Seketika dia terkekeh-kekeh menggemaskan. Haekal memang tumbuh dengan
sangat baik, jarang sakit dan kecerdasannya sudah terlihat sejak kecil. Sejak dalam kandungan aku sering mengajaknya
bicara, tak peduli dianggap sinting sekalipun. Begitu dia lahir tiap saat pun
kuajak bicara. Seakan-akan dia bukan makhluk tak berdaya, aku mendudukkannya
sebagai seorang teman, sahabat yang bisa kuajak curah hati.
Mungkin karena itulah Haekal lebih mudah memahami perkataan orang dewasa.
Pada usia sebelia itu, perbendaharaan katanya sungguh menakjubkan. Banyak orang
terheran-heran dengan gaya
bicaranya yang lugas, bernas dan cerdas.
“Ini dia anak ambing… nah, atunya agi embu ambing… Mmm, atunya agi sapa,
Ma?” tanyanya suatu pagi, ketika kami berjalan menyusuri kebon, sawah dan
melintasi sebuah kandang kambing.
Memang ada tiga ekor kambing di dalam kandang itu. Agaknya dia
mencermatinya dan ingin menarik kesimpulan sendiri. Langkahku yang sudah agak
menjauh, seketika terhenti, kembali berbalik ke arahnya dan menyahut; “Oh, itu
bapak kambinglah, Nak…”
Kami kembali melanjutkan langkah, kulihat anakku masih tertegun-tegun,
sesekali pandangannya diarahkan lagi ke kandang kambing. Sedangkan
jari-jemarinya seperti tengah menghitung-hitung, lalu tiba-tiba dia menunjuk ke
arahku, menepuk dadanya, dan menepuk keningnya keras-keras sambil berseru
lantang.
“Maaaa! Ambing ada embu, ada bapak… Etan (dia menyebut dirinya demikian)
mana bapaknya, Ma?”
“Oooh, bapak Haekal lagi cari kerja di Jakarta , ya Nak,” sahutku sejurus tercengang-cengang,
tak pernah menduga akan mendapatkan pertanyaan demikian secepat itu.
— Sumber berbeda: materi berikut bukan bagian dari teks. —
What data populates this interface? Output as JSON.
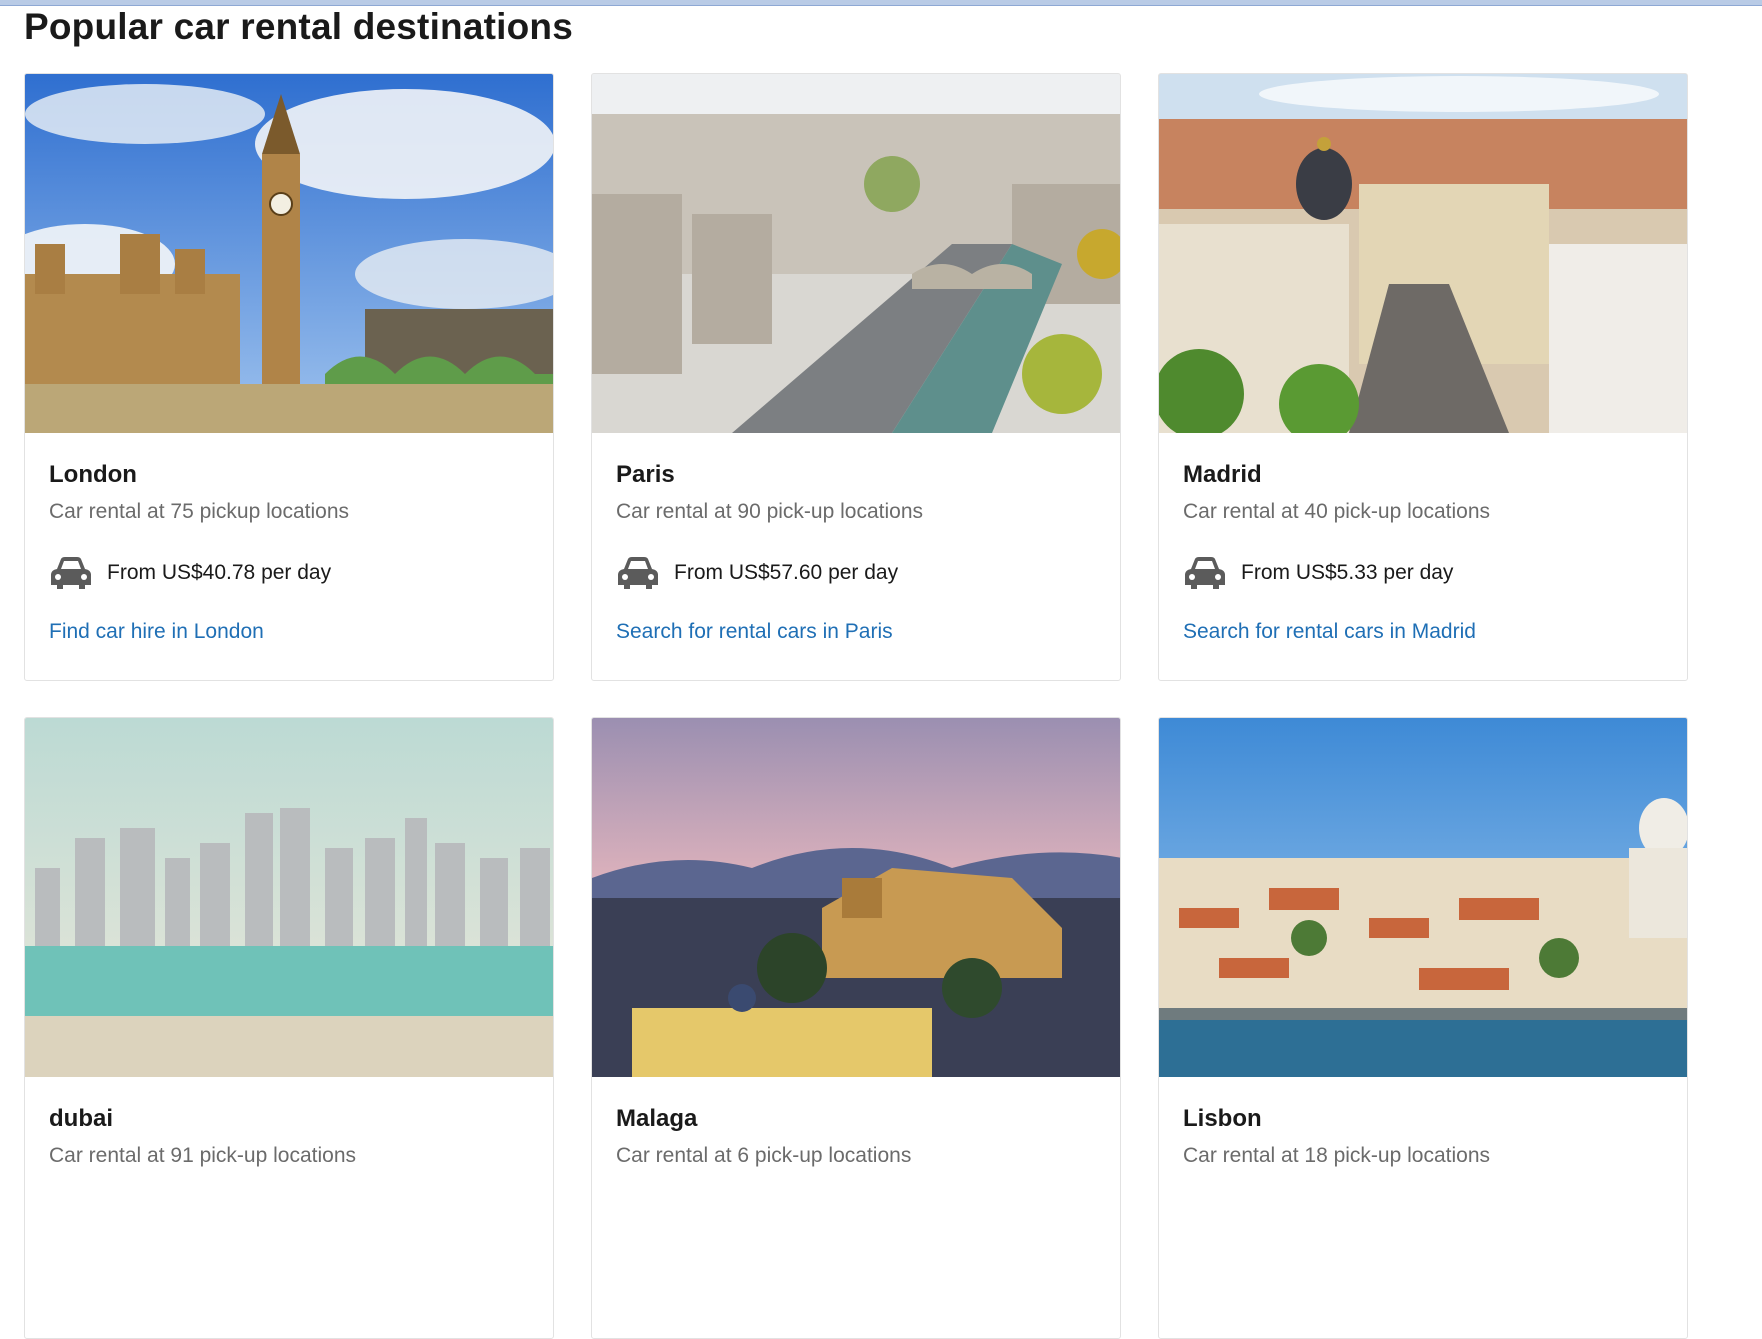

“Ohhh… ada bapak Etan, ya Ma, ada…”
“Iya…” Aku masih tergagap bahna terkejut. “Terus, mau nanya apalagi, Nak?”
Sementara dadaku terasa berdebar keras sekali. Bukankah ini belum saatnya?
“Mm, ya dah… ayan agi Ma, ayoooo!” ajaknya sambil menyambar tanganku,
seolah-olah telah puas dengan jawaban yang telah lama dicari-cari oleh otaknya
yang mungil.
Ya Allah, ada yang runtuh jauh di dalam hatiku. Tak bisa kubayangkan, entah
apalagi yang ingin dipertanyakannya kelak, tentang dirinya, tentang bapaknya,
tentang keluarganya dari pihak bapaknya. Namun, kemudian kulihat anak itu sudah
berlari-lari riang dan penuh sukacita, menyusuri pesawahan. Sebuah lahan
favorit kami berdua yang hampir tiap pagi kami susuri, selama beberapa tahun
kemudian.
Beberapa waktu kemudian, entah siapa yang mengajarinya, mungkin dia
mengingat sekali pernyataan sadis, atau mungkin pula hanya keisengan belaka.
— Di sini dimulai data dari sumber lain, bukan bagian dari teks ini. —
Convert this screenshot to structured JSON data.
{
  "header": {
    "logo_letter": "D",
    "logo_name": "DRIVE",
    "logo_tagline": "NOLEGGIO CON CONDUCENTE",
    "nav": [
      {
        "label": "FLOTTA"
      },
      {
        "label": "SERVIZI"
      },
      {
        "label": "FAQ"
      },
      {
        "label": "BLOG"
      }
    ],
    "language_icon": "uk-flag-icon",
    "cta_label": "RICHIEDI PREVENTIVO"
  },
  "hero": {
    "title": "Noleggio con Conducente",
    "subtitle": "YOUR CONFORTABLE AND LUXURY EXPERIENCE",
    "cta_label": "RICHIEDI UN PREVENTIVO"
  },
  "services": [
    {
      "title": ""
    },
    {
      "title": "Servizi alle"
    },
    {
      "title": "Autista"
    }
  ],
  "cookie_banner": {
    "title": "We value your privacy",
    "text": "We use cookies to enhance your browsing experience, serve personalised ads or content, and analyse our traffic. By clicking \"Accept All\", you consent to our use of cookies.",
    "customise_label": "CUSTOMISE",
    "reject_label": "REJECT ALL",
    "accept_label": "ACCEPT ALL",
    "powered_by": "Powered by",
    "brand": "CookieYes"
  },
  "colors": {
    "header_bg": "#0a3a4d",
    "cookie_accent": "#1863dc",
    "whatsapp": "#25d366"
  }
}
Yang jelas, apabila ada yang menanyakan perihal bapaknya, maka demikianlah
jawabannya; “Oh, bapak Etan… Ati abak ebek!”1
Binatang yang paling ditakutinya adalah unggas, terutama bebek dan ayam.
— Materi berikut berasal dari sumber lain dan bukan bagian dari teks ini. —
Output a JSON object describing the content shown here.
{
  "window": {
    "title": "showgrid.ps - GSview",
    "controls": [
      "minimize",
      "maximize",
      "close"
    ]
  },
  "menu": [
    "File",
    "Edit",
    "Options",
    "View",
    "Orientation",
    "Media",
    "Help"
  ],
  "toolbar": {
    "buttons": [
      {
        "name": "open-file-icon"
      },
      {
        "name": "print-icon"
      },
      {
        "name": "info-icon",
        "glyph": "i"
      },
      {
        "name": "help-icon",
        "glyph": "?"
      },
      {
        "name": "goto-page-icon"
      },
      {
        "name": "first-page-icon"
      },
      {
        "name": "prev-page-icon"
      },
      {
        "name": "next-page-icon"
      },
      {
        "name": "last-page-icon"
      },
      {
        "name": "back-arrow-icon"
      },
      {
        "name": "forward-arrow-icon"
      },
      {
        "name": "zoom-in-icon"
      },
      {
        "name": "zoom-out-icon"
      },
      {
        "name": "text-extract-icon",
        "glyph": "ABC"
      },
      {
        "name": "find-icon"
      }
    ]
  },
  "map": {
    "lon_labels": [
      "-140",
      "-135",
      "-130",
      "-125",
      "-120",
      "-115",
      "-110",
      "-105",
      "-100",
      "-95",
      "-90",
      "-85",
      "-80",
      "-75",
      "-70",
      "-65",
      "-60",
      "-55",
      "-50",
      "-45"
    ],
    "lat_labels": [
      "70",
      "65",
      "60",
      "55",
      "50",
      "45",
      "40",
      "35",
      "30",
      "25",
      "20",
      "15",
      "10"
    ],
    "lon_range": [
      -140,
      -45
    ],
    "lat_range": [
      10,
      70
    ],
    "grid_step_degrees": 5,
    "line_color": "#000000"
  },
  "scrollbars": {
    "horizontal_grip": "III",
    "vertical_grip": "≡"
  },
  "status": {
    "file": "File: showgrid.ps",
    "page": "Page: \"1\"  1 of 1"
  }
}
Suatu kali ada seekor ayam jago menyambar kerupuk, makanan kesukaannya, yang
tengah dipegangnya. Anakku berhasil mempertahankan kerupuknya, tapi jidatnya
tepat dipatok si jago. Sejak itu dia selalu berusaha menghindari hewan yang
bernama ayam, bebek, burung dan angsa.